Why ‘Us’ Will Be Haunting Your Dreams Long After You See It

by Danielle Burgos

Warning: major spoilers for Us ahead! Jordan Peele's first feature Get Out garnered a Golden Globe Best Picture nomination... for Best Musical Or Comedy. With his new movie Us, out Mar. 22, Peele seems determined that no nominating committee will make that mistake again. Patterned after classic Hollywood horror with a thick layer of home invasion, Us will genuinely terrify you.

The film opens with a disturbing flashback hitting some major horror tropes: A young girl leaves a sensorially overwhelming boardwalk and walks into the dark. A thunderstorm breaks as she walks into a creepy mirrored funhouse challenging her to "find yourself." She does, and is traumatized to muteness by what happened in there; we don't quite know what. Flashing forward to present day, that little girl has grown up to be wife and mother Adelaide (Lupita Nyong'o), whose family is returning to the same beach for vacation.

Eerie moments accrue, including youngest son Jason (Evan Alex) encountering a man standing stiff and unresponsive on the beach, blood dripping from his hand. It all builds to the final night of their stay, when the lights cut out, revealing four silhouetted figures holding hands, standing silently outside the Wilsons' house.

Talking to Entertainment Weekly, Peele said, "For my second feature, I wanted to create a monster mythology. I wanted to do something that was more firmly in the horror genre but still held on to my love of movies that are twisted but fun.” The monsters in this case are The Tethered, doppelgängers of the Wilson family wearing red jumpsuits and bearing large, golden scissors.

When they descend on the Wilsons' house, the film veers into slasher territory. In the same EW article, Nyong'o described the attack, saying, "It turns into this relentless nightmare that taps into [Adelaide’s] deepest fears and ours as well — the idea that we might be our own worst enemies."

"Invasion movies — whether it’s a home invasion or The Birds or UFOs — pull from fear of the outsider," Peele said to The Wall Street Journal. "Right now we’re in a time where that fear is very thick in the zeitgeist: fear of North Korea making a bomb, fear of immigrants. But we’re realizing that the terror is homegrown, too... If we’re not asking how we got ourselves here, from all angles, we’re doomed to rinse and repeat."

Those squeamish about gore should know that there's definitely some scissor snipping and stabbing, but the real terror of Us comes from suspense, watching the family move around the dark, catching glimpses of the killers they're trying to escape. A card at the beginning of the film mentions miles of underground tunnels, and the plot utilizes the kinds of spaces favored by the genre: Attics, basements, claustrophobic tunnels, hallways with multiple doors each inviting possibility of attack, and abandoned areas.

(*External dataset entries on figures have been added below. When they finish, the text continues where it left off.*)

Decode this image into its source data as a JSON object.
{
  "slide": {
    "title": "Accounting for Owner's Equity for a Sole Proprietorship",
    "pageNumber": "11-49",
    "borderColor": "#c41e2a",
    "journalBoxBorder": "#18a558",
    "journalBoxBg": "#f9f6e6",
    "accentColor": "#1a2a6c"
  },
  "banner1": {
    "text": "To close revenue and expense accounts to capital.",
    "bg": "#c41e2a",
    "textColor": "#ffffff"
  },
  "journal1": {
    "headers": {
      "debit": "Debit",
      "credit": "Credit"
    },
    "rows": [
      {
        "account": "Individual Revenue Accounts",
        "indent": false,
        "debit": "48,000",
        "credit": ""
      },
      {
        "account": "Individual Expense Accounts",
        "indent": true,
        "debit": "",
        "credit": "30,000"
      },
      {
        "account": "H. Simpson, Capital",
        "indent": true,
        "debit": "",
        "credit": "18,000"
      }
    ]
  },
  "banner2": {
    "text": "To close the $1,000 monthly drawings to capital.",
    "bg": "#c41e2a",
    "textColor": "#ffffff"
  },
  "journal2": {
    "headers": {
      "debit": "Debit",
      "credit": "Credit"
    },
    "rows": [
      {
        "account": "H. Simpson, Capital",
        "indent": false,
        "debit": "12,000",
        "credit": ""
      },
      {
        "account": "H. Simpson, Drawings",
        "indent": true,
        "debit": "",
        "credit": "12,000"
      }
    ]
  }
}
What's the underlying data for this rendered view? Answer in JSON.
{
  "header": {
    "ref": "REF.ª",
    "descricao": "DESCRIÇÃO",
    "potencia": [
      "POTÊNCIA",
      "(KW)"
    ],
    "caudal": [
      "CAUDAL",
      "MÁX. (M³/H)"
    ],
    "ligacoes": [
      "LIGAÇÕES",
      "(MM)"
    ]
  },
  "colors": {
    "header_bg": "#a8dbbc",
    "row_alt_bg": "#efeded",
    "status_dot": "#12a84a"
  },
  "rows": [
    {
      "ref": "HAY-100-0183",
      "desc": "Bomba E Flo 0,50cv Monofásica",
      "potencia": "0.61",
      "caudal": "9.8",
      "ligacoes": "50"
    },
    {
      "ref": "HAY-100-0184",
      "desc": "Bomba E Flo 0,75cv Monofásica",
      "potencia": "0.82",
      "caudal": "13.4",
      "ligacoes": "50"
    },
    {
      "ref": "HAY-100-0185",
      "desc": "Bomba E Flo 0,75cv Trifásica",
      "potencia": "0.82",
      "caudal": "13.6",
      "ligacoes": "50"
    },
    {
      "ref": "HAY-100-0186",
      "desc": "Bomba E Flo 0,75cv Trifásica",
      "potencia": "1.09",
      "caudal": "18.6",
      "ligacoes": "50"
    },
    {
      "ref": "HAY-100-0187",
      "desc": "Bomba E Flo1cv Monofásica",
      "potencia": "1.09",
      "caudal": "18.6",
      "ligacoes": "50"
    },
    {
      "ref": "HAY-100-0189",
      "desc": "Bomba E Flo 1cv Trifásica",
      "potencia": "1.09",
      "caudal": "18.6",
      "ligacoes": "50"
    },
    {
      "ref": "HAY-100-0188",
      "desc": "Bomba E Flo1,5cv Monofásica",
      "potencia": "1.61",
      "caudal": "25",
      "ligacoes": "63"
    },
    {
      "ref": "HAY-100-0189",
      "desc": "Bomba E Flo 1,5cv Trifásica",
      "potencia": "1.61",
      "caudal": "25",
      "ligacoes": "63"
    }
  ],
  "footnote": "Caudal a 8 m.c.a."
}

Because of Adelaide's paranoia, the family at least has a fighting chance. Everyone else in the film is taken completely unaware by the fact they even have doubles, forget that the doubles are furious at their lack of autonomy and horrible "living" conditions. The utter ignorance of an entire class of people in a desperate situation isn't likely to terrify anyone sitting in the audience, despite the fact it's happening right now, all around us. But perhaps Adelaide's reaction to her double will make some viewers uneasy.

Adelaide sees Red even wanting what most of us would consider a normal life as an intense threat; that it's something Red's trying to "take away" from her. Those in power perceiving any attempt at rebalancing power as a threat isn't new; it's the backbone of colonial rule. And anyone familiar with the history of colonial rule shouldn't be surprised that Red's ultimate move is a violent uprising.

In an interview with Kinowetter, Peele explained, "I think the greatest monster this world has ever seen is the monster that happens when human beings get together. We are capable of extreme good, but we are also capable of extreme atrocity when we combine ourselves. And part of that is because by connecting we allow each other to get away with things, to not face the consequences." The Tethered are that accountability, a substrata of the world bearing the burden of our choices without access to any joys of life.

The film's bloodiness is tame compared to most slashers. Corpses and rabbits litter the film towards the end, and there are even more rabbits right at the beginning, so if you have leporiphobia, heads up. Most of the movie's frights are mere tension in the moment, but the uneasiness of what Peele's implying will linger long after you leave.